He cateyes, i havnt answered this for a while so i could mull it over. I am a step parent whose step sons natural father was the original "disney land dad". Never ever had money for cloths, food, or housing but always had money for gifts and trips together. So i know what it feels like to allways be the provider, and the "bad" dad who had to say no beacuse of money.
I honestly don't know how to look at your situation. It would first take you, your husband, and the ex wife getting on the same page and from what you said before that is unlikely. If that cant happen than you and your husband HAVE to get on the same page and start workign together and not working against each other. You have to ask each other about every single dime you spend, and there will be times that one child gets more than the other, that cant be helped. You will just have to figure out a way to make sure your child also gets things also, and not just your husbands own child getting it all.
And if you cant get together than it has to be a deal breaker.

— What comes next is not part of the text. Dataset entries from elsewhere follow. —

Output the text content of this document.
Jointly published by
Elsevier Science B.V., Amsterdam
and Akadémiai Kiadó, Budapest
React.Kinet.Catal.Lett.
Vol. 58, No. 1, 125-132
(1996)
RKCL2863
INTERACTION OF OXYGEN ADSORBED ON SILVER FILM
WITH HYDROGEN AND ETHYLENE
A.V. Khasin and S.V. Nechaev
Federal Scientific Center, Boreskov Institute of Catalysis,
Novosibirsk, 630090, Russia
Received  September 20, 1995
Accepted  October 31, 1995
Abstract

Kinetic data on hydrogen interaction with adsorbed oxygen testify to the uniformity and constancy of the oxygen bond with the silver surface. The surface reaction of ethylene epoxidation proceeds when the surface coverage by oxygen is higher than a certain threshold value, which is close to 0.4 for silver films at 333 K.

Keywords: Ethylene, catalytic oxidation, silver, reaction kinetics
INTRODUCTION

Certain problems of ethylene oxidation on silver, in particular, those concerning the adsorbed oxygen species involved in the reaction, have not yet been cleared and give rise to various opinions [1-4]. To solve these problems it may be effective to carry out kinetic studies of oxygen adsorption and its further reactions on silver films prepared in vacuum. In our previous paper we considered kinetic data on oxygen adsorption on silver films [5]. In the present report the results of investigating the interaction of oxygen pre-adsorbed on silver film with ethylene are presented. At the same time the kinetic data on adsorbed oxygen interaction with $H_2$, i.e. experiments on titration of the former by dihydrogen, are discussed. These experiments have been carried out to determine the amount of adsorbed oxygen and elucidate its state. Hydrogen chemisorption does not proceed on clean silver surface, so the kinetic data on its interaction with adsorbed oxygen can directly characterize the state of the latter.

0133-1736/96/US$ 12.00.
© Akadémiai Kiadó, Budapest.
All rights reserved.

Because he is only using you to take care of his child and not taking care of yours also. You have to look out for you and your child first. Is going to concouling an thing he would do, or will he claim this is nonsense and blow you off?
SOrry life is so tough, at least you have us, the booby prize. LOL LOL LOL
Him and I work together on my son it's my sons biological dad that never see's or has anything to do with him so where my stepson has an advantage of 2 families my little guy just has me and my husband. My husband has bought meds and bikes and everything it takes to take care of us since when we got married I wasn't working I am now and things seem to be looking up but When I said noone buys for him but me I ment him and I and were the only ones. It just hurts to see my baby so sad. Since my last post we have found out that my step son has add and depression and anxiety disorder so now we have 3 people in the house that needs to be medicated. Right now I am struggling through my sons meds needing to be changed and it takes the life out of me. He is on risperdal, remeron, and lamictal but he is getting far worse. Although, we have had an excellent weekend thus far my hubby went to visit his mom 2.5 hours away and I decieded to stay with my lil guy because I am just not sure when he is gonna start fit throwing or just crying. So I am just struggling and beating my head against the wall.